Vision for the establishment of Adelaide100 walking trail

We've launched a project website for the Adelaide100 trail at adelaide100.com.au

Vision for the establishment of Adelaide100 walking trail

Walking SA has a vision for the establishment of Adelaide100 initiated by passionate Board member Jim McLean. Adelaide is renowned for its beautiful parks and reserves that encircle our city, enhance our suburbs, thread along our coast and feature throughout the hills. Our landscape, and nature reserves coupled with a favourable climate and fantastic food and wine make Adelaide one of the most liveable places in the world.

As such, South Australia is an ideal nature tourism destination and we are already attracting many national and international walkers into our state. Now is the time to capitalise on existing assets and create new initiatives to capture the growing nature tourism market. We have the opportunity to use existing infrastructure to develop a unique walking experience that show cases our near city vistas, produce and experiences. The Adelaide100 will cater for different walking abilities providing a variety of walk options within the longer trail, and link people to great places to stay, eat and enjoy along the way.

There is no other city in the world with a sign posted loop trail that traverses city, coast, bush and suburbs, incorporates shorter or longer walks, provides accommodation, food, historical and cultural information and links up and promotes other trails. The Adelaide100 links up existing infrastructure, creating short distance links and trail loops to create a 100km network.

Joined up, well-signposted trails with way finding (maps and apps) will provide more options for more people and will attract more people looking for nature tourism experiences. The new sections of the trail have been designed to ensure that walkers can complete short distance legs or the entire trail with easy access to provisions and accommodation if required. This will ensure that short stay tourists as well as local walkers are catered for.

Monument Road

If you asked the locals of Norton Summit about Monument Road you would be told that it exists.

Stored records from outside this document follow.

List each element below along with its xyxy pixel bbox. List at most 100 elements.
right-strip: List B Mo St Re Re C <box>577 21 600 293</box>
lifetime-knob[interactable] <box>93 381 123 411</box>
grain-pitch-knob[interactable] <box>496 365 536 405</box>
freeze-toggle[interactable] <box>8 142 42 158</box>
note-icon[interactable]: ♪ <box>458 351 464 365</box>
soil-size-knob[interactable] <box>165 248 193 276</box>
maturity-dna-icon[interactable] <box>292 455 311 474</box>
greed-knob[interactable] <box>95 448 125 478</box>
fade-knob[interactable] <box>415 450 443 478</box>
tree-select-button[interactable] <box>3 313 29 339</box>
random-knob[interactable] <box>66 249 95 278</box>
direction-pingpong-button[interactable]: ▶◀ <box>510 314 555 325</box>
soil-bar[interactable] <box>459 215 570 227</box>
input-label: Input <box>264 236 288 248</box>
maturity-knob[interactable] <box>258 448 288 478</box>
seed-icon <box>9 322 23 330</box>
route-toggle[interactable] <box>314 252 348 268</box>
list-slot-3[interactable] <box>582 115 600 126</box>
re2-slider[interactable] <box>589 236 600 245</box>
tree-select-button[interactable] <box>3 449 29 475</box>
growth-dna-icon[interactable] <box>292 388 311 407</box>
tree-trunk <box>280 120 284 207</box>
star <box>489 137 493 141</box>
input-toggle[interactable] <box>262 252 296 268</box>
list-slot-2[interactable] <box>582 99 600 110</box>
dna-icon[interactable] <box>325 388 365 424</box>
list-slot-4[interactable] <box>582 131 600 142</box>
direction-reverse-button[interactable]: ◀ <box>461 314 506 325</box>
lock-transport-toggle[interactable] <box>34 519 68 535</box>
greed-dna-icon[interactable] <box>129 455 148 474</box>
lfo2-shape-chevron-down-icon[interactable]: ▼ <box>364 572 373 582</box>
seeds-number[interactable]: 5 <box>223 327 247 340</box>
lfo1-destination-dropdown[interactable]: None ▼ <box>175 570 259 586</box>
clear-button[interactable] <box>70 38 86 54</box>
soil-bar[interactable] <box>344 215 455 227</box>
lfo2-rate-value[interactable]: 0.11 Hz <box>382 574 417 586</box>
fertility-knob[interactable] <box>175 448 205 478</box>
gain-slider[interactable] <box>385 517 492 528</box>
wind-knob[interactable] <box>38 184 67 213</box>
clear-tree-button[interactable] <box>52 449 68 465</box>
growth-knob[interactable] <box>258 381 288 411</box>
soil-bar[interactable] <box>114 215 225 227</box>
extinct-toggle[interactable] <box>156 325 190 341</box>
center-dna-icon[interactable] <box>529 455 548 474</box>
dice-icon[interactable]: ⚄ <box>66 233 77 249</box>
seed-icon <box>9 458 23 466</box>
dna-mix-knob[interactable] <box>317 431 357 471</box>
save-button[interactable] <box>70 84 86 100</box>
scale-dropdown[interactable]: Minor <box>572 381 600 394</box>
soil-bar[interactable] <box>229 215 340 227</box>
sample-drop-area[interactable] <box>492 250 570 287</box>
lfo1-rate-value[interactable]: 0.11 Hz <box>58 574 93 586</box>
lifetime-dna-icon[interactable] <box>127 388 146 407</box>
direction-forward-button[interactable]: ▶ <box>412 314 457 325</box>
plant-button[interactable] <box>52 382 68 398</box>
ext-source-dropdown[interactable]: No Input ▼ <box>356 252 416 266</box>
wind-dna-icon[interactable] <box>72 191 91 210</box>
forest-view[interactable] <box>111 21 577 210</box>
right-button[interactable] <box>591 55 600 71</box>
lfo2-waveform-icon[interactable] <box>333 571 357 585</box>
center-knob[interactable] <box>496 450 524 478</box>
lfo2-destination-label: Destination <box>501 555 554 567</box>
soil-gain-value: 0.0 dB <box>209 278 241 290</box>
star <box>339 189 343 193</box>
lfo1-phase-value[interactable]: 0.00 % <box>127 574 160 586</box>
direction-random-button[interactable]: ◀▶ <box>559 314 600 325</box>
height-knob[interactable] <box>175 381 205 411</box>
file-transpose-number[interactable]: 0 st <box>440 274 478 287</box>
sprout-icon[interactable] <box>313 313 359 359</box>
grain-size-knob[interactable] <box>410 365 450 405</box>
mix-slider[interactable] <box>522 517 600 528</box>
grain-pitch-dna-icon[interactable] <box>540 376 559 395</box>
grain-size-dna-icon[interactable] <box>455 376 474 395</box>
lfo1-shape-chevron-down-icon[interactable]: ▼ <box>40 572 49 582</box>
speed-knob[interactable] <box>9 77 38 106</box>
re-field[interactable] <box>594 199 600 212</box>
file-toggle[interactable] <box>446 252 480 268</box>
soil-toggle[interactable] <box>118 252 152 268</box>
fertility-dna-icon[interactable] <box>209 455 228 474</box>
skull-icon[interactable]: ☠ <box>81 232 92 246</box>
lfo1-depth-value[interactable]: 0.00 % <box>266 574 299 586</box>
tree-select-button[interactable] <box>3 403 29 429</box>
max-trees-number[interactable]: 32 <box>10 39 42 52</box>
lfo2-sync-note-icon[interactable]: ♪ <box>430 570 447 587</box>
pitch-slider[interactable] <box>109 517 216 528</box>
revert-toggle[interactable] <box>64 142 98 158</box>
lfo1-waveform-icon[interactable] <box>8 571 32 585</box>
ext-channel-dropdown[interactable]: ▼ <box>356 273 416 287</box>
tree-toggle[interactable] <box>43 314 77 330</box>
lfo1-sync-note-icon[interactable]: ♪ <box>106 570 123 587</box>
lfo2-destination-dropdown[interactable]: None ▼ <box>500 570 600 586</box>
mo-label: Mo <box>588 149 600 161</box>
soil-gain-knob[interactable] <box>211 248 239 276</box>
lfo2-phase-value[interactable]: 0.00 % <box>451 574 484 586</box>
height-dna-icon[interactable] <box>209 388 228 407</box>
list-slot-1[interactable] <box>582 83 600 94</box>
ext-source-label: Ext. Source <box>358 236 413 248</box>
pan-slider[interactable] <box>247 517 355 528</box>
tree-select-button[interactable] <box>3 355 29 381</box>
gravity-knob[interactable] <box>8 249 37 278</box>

Some even know roughly where it might be. On most maps, street directory included, you find a line that looks like Monument Road. With the right search criteria its name is recognised by the Property Location Browser, and there it is, with Norton Summit land holdings on both sides.

Monument Road looks the perfect walking route for a number of reasons. Local residents could use it as a direct, safe, healthy way to reach their hub of community facilities. It is an ideal spur, loop and alternate route of the Heysen Trail which goes right through Norton Summit. It is only 1.6km in length but is the perfect inclusion in the long distance Adelaide100 walking trail.

Despite what paper and electronic mapping shows, finding Monument Road on the ground is not straight forward. It is vehicular track at one end and a well-defined corridor of paddock at the other, but is apparently completely blocked off in between.

Walking SA has now determined where the road reserve is, and in partnership with Skyline Walkers and the Friends of the Heysen Trail has committed to developing Monument Road for use by walkers. Consultation processes with local residents, the broader rate paying community, and the Adelaide Hills Council (AHC) have been completed. Infrastructure requirements have been determined. A detailed submission has been lodged with the AHC. Initial response is favourable – Monument Road is in the AHC 20 Year Strategic Plan (document part 1, document part 2).

It is envisaged that work on the ground will be conducted in the immediate term. Markers, stiles, information boards, and maintenance and management strategies, will be put in place. The opening of this public asset will advantage local walkers and long distance walkers alike. It will bring to the local and wider community the benefits of walking that we know so well.